LGA SA president Heather Holmes-Ross said one proposal, in its infancy, was for the state government to offer a financing option so councils could defer rates for farmers and businesses without impacting cashflow or services.
She added the LGA wanted a “commonsense” approach to the landscape levy – which councils collected on rates notices on behalf of the government and was worth about $61m.
“At the moment, councils must pay the state government regardless of whether ratepayers can, and that creates unnecessary financial strain, particularly during drought,” she said.

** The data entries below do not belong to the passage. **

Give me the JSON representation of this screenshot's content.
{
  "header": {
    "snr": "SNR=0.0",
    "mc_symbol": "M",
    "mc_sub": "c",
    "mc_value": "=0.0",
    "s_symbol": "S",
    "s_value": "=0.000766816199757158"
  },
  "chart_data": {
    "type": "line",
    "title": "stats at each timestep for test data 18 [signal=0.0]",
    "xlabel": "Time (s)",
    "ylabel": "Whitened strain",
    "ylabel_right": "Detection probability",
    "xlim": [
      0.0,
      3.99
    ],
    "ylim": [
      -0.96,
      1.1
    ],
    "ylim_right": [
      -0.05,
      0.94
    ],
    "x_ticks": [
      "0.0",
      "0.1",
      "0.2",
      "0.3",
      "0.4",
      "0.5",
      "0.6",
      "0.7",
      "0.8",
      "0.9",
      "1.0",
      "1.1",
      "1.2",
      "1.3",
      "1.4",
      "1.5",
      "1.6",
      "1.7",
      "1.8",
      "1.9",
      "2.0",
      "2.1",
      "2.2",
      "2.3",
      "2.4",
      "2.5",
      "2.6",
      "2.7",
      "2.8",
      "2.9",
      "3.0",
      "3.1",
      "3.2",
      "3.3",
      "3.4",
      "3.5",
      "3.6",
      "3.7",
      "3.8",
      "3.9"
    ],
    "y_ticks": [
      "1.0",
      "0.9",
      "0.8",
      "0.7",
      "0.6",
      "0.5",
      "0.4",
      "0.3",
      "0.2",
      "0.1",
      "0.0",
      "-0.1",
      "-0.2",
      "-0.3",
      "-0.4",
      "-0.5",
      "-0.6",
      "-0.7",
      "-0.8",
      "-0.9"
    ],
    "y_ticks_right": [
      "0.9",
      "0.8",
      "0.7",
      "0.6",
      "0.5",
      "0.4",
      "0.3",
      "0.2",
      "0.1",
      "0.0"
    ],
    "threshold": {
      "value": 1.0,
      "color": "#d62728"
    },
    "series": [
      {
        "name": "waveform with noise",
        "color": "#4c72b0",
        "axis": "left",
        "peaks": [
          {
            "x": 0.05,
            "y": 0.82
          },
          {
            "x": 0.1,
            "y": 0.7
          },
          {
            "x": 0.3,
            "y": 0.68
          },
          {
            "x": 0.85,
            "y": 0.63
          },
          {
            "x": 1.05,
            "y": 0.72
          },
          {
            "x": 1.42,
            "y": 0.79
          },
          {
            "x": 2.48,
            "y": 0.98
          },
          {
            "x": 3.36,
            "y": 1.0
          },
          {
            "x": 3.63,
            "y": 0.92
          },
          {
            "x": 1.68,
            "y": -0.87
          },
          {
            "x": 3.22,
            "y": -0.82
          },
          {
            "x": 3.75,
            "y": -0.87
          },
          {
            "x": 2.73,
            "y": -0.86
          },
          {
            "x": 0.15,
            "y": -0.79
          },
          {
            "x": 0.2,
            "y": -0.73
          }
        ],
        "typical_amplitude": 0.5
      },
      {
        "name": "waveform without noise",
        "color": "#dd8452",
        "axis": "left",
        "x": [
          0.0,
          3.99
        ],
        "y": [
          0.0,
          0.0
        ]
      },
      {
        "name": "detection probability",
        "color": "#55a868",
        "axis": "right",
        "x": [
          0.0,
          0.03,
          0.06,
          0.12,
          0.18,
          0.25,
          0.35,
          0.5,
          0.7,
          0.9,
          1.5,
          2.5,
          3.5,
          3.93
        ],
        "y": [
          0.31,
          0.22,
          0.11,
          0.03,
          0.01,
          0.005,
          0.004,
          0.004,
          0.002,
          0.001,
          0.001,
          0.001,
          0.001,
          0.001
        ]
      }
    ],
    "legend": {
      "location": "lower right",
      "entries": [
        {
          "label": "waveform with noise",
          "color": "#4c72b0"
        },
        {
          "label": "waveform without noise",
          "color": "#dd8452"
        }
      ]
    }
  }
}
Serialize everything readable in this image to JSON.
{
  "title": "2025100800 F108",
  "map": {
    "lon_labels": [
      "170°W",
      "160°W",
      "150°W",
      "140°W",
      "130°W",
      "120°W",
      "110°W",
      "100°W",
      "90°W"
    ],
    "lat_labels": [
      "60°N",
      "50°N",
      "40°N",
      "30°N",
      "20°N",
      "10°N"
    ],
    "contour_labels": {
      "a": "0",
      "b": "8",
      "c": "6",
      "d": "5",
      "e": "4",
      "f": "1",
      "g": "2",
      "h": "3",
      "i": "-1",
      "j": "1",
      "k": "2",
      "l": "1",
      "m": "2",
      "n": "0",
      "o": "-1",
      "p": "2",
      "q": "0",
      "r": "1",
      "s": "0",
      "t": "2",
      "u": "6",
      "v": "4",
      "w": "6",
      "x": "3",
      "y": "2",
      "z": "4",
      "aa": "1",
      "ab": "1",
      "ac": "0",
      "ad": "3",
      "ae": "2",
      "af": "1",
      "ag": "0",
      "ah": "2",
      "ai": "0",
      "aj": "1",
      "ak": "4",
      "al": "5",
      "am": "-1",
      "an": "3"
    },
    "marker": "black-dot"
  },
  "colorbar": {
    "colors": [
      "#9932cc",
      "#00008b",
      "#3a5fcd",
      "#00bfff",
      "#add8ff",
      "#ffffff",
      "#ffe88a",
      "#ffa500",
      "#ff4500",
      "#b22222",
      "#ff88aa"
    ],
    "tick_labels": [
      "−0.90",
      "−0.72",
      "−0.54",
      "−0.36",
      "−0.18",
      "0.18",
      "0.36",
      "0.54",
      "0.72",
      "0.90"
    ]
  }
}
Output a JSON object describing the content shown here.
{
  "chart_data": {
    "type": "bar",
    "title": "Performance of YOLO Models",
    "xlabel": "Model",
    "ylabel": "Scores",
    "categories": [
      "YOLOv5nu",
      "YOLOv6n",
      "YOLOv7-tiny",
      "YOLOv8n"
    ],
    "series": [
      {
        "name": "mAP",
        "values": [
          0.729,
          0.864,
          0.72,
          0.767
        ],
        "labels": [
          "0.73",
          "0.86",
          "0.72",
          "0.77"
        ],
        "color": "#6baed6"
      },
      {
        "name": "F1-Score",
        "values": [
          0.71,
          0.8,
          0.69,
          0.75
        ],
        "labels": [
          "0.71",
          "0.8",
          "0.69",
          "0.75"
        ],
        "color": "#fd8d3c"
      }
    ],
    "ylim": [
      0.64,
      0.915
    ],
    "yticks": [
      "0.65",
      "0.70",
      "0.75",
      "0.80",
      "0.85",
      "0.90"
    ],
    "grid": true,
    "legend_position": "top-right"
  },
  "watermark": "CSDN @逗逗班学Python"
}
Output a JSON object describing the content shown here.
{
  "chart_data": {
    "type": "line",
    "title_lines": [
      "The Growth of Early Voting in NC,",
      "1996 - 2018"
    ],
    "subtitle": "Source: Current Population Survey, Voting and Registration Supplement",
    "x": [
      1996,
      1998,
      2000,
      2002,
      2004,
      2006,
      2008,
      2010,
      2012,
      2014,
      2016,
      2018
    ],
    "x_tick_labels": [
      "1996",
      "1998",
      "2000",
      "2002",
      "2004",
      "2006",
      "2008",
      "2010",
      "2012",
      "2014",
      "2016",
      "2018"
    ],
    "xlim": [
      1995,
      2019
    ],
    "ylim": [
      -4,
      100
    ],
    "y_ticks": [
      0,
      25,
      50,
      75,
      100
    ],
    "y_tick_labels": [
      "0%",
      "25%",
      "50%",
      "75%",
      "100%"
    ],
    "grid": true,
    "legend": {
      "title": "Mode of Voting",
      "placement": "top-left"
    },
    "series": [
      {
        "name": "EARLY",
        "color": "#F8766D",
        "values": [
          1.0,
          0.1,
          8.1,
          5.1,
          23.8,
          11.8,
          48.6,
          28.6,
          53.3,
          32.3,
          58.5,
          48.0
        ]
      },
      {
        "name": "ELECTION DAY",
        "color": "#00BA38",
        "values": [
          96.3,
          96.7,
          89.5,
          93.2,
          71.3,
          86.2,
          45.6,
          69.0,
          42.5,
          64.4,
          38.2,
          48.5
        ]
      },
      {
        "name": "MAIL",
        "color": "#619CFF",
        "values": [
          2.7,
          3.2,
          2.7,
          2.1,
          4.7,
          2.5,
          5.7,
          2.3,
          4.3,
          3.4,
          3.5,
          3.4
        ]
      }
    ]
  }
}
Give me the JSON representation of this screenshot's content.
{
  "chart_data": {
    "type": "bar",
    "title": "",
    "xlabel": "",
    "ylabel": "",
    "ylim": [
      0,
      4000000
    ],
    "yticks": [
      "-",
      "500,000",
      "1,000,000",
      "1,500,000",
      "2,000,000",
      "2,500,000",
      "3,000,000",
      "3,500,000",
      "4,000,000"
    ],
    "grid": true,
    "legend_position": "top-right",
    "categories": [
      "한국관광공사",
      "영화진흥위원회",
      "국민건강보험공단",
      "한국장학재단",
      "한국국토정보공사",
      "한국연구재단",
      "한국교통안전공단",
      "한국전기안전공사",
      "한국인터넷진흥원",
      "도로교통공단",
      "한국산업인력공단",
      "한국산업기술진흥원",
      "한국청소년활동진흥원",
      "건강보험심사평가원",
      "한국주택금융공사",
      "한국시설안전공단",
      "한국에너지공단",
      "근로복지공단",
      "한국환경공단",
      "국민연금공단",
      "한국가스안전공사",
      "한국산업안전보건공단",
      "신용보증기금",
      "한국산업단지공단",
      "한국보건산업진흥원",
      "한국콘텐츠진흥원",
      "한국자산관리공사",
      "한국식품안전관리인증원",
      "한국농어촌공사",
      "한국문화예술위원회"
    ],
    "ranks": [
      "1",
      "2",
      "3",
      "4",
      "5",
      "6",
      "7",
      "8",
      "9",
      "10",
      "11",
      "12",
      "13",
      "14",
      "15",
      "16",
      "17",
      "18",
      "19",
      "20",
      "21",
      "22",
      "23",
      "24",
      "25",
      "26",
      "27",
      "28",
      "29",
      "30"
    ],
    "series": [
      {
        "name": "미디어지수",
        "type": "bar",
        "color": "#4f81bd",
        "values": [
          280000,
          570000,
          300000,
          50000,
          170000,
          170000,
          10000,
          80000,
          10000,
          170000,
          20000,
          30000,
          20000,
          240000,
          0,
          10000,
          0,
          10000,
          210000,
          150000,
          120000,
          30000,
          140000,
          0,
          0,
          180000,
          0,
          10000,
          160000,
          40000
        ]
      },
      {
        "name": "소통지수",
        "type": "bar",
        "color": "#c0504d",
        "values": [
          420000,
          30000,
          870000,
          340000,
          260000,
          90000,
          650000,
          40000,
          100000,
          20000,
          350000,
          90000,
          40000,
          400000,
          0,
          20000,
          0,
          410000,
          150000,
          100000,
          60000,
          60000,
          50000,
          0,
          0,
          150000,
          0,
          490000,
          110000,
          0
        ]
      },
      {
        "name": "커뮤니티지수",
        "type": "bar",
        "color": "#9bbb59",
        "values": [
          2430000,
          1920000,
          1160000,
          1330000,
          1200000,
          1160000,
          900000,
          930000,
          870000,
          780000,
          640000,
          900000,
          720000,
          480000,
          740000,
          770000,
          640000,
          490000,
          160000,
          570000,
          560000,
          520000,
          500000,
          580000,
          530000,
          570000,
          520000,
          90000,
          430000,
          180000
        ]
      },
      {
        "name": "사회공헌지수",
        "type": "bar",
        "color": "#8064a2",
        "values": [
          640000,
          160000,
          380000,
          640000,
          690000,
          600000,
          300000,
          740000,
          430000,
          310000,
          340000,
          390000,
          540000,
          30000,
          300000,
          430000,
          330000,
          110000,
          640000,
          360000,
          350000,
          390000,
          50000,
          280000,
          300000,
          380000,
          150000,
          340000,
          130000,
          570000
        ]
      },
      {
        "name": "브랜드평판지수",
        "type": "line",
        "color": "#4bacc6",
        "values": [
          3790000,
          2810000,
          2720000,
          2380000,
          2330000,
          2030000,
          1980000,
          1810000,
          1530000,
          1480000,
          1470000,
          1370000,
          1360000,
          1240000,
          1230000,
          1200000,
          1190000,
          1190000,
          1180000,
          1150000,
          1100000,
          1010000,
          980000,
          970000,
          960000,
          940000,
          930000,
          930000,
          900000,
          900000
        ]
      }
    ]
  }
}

“If more people need to defer their rates, the pressure on council budgets grows – and in smaller communities that limits what councils can deliver.”
Coorong District Mayor and farmer Paul Simmons said its council started considering impacts on its cash flow during 2024-25, as farmers suffered from their driest season on record.
“The challenge we have in local government is that the more rural the council, the more road network and the more likely you’ll struggle to be sustainable,” Mr Simmons said.
“Costs have exploded and we’re in a challenging position of how we provide for rural communities with an expectation to replace ageing infrastructure.
“Some rural councils are relying on the rural rate income for their towns – for some it’s 70-80 per cent – so their cash flow will be crunched.”
Mr Simmons, who represents the LGA on the government’s drought roundtable, said if rates could be deferred for farmers, it could be “$10,000 back in the farmer’s pocket to pay the bills, put his crop in or feed his sheep”.
As well as rates, councils relied on federal government assistance grants to provide services and maintain roads, however grants funding has nearly halved in the past 30 years.
Victor Harbor Council’s proposed primary production rate rise was 8 per cent, down from 15 last financial year, following budget discussions on best ways to support farmers.
A council spokeswoman said the council had also introduced a farm business support program which provided up to $2500 to cover operational costs such as power bills and fodder.
The council website stated 14 applications had been approved as of May 21 and ‘many (recipients) have expressed sincere gratitude … a few recipients were even moved to tears’.
Flinders Ranges Council chief executive Sean Holden said while its council was yet to consider its draft budget, “strong consideration” would be those affected by the drought.
“The council … is only too aware of the high cost of living compacted by the worst drought in 150 years and three consecutive years of failed crops,” Mr Holden said.